Take your average mid-size IT operations organization. They're running a variety of operations, both inside and outside the data center, including end user device support. Notice I said device and not computer, because increasingly, IT shops aren't just managing the business critical applications, but also, campus infrastructure like printers, WiFi and telephone systems, digital signage , security controls , and their employees smart phones, tablets, car navigation systems that are connected to the WiFi. Then there's what they were hired to do - manage the boxed applications from vendors like SAP as well as home grown applications built on LAMP stacks or Java with SQL or Oracle back-ends that move the business - order taking, accounting, payroll, customer relationship management, inventory flow and order to manufacturing, demand generation and sales tracking. The list goes on and on. It's growing and each application requires regular maintenance and updates to meet new business needs. All these applications require 100 percent uptime and need to be recoverable in the event of a catastrophe - which means they need rock solid infrastructure, software and data management tools that will reliably work. And work with each other.

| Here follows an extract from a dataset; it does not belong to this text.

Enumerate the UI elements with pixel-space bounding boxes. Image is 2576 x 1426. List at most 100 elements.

Add to this the fact that in most cases, the CIO has mandated that IT evolve to a more agile model where the functional silos of hardware and software expertise are being torn down in favor of service-oriented groups and the traditional cycle of application or project development and delivery is being challenged to move faster, automate everything, provide automated feedback and institutionalize iterative learning.

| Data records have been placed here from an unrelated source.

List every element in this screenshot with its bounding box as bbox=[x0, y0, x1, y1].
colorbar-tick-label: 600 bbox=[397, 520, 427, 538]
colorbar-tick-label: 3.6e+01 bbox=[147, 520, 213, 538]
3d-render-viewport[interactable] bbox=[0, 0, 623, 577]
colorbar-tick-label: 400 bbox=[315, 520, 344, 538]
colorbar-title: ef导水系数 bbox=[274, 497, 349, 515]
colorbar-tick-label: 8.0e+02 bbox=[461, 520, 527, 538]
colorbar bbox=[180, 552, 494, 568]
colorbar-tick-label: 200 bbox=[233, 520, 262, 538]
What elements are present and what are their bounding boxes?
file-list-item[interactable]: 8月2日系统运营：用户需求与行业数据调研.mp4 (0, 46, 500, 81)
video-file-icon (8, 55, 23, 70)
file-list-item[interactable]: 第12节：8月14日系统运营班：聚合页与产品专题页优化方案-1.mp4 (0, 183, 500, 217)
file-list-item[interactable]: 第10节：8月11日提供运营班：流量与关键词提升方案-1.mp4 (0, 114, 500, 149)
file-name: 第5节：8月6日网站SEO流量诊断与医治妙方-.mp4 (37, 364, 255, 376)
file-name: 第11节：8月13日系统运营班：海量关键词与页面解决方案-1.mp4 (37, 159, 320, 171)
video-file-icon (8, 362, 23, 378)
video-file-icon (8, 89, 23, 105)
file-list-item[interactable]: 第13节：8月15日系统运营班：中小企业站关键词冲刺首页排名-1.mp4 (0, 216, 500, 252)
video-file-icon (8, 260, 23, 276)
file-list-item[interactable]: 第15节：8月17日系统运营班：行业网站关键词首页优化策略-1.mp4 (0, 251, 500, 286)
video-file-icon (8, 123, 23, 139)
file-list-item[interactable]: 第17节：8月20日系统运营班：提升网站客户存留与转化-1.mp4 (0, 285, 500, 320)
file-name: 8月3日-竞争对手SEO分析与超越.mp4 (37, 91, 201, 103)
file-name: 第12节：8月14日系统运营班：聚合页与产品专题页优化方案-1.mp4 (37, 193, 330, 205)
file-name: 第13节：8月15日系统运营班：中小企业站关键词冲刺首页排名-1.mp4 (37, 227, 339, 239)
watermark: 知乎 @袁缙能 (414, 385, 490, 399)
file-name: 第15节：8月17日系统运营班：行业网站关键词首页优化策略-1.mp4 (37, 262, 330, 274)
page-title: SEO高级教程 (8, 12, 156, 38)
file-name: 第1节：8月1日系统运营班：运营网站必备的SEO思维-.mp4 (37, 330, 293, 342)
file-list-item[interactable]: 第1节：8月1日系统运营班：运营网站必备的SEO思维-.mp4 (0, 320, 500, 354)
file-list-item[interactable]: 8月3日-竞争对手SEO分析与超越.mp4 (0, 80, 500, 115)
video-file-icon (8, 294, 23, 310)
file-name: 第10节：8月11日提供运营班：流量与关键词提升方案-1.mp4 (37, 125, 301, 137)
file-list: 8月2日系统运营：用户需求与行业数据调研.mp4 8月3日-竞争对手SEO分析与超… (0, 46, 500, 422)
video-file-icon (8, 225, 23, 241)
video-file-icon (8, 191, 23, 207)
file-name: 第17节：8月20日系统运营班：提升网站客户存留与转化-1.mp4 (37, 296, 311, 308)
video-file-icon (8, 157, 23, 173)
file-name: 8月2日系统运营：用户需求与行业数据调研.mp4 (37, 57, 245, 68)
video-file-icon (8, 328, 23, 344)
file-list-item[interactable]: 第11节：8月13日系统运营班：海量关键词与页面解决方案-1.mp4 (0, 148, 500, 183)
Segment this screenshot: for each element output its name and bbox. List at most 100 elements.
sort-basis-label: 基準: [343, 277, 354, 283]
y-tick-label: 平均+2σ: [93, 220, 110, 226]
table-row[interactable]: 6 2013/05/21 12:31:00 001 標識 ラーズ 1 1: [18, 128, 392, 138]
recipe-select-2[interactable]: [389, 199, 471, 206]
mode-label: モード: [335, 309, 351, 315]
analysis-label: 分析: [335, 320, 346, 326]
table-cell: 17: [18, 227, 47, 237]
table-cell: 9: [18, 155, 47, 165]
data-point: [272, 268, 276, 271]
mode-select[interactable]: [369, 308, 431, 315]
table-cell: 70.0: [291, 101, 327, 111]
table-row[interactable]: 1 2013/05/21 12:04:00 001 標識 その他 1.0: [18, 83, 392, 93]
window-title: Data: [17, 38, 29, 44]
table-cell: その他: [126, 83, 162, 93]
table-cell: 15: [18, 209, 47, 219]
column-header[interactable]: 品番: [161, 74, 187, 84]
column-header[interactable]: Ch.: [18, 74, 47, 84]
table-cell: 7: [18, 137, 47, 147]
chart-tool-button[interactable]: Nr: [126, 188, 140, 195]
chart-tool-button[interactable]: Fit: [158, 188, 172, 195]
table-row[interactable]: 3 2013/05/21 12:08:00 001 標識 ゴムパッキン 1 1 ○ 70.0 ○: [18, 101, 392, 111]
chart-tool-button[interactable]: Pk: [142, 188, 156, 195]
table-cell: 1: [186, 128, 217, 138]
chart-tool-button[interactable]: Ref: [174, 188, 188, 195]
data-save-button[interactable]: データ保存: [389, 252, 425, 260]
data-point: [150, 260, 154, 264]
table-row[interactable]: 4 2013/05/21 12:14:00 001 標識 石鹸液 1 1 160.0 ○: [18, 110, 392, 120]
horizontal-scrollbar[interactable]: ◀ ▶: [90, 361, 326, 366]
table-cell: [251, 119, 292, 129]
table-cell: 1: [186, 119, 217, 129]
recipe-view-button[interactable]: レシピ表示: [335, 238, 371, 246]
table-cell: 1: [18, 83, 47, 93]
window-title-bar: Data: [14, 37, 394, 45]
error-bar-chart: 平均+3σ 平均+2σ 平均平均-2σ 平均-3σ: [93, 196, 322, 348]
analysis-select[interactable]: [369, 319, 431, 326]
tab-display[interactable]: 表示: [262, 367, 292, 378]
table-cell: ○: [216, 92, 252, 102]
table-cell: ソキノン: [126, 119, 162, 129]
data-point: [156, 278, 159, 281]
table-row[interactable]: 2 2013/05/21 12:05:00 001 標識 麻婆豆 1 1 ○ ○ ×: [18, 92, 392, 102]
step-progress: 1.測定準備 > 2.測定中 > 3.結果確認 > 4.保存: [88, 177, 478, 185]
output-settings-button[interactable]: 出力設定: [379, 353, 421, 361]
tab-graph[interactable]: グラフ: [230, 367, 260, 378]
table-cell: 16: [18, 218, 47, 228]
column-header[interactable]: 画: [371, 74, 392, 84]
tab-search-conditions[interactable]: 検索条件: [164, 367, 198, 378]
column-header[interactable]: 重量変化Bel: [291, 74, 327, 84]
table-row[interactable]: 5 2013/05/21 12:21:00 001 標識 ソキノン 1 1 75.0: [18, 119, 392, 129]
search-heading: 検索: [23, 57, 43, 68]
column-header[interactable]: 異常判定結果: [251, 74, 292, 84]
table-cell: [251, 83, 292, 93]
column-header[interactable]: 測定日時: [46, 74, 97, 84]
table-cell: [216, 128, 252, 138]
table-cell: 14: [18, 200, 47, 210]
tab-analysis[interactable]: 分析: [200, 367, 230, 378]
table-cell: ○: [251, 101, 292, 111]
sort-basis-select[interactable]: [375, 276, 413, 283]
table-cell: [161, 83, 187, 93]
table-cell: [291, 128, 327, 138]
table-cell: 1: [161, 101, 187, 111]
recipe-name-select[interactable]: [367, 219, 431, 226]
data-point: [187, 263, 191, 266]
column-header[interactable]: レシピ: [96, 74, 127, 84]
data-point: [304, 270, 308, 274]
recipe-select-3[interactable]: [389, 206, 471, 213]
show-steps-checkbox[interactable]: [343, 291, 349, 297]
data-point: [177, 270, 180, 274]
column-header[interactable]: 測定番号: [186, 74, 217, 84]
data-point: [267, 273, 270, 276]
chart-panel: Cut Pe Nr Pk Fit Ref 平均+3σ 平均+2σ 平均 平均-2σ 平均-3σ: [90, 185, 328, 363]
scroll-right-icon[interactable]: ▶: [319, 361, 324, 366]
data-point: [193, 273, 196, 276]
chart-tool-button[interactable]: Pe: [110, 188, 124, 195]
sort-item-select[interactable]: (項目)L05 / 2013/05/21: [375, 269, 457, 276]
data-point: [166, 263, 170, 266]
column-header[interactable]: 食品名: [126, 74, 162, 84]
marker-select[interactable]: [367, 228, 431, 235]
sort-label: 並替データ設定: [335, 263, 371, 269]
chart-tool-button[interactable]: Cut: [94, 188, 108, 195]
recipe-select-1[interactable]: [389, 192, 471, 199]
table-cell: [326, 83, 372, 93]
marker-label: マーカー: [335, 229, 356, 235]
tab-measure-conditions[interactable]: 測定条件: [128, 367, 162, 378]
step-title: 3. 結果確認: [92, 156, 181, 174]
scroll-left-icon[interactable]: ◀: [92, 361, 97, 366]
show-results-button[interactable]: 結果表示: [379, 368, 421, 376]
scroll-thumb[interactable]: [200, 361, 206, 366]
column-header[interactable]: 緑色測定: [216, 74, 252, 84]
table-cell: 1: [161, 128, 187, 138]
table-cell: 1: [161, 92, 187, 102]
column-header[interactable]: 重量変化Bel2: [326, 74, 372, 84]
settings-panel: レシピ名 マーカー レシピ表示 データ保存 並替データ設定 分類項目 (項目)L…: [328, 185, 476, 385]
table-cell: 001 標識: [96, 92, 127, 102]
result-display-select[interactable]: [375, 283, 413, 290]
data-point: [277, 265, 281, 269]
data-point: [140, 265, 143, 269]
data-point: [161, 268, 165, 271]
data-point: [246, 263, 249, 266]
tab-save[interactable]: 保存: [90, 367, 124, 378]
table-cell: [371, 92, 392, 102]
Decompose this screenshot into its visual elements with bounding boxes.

So how do IT shops cope? Lots of ways, but one common approach is to go to the public cloud. Or alternatively slow down the rate of delivery and their users go to the cloud on their own - sometimes breaking all kinds of compliance rules. When you go to the cloud, operations get a lot simpler. The cloud service provider takes care of the infrastructure and provides a simple set of interfaces that let IT staff focus on architecting at the application level... until the bill comes in. And it generally doesn't happen overnight - but within a couple of months or a year it becomes obvious that there's a high price for that simplicity.
Whether for cost or compliance concerns, the CFO or CIO will likely claw the resources back from the cloud... which isn't received well by the IT operations team. Spending less time on low-level hardware or firmware or interoperability maintenance and troubleshooting provided relief. The application infrastructure model that the cloud provides finally gave them some breathing room to focus on the mountain of backlog projects in queue.
What IT shops need is an infrastructure that solves both the operators' and CIO's concerns. Operators need a data center that runs like a cloud - where they spend no time focusing on low-level configuration details and more time on application-centric architecture and innovation. CIOs need an environment that enables agile development and operations so they can increase project throughput, but they need cost and compliance controls to make sure that IT value matches the level of expense and risk that's right for their business.
Lenovo's ThinkAgile CP is built to help solve this problem. It delivers an on-premise infrastructure at a fixed investment, providing a secure environment and predictable costs for the CIO's business demands. It provides everything needed to run a private cloud - the networking, compute and storage hardware as well as the cloud management platform - as a fully managed product. No interoperability or manual updates to make within any single component of the stack. The interface is designed with IT generalists, application owners and developers in mind. And like a public cloud, you do not need certifications and training to operate the environment.
Enterprise IT shops deliver a ton of value outside of the data center infrastructure. Non-IT people don't realize how much they rely on IT for basic yet critical functions like making sure their phone works or that they can print a document or deliver a purchase order to manufacturing. And it's those activities which tend to be much more visible to the business and impactful to the bottom line. So then it should be obvious - IT should spend its time focusing on delivering and improving those things. And Lenovo's ThinkAgile CP series allows that to happen!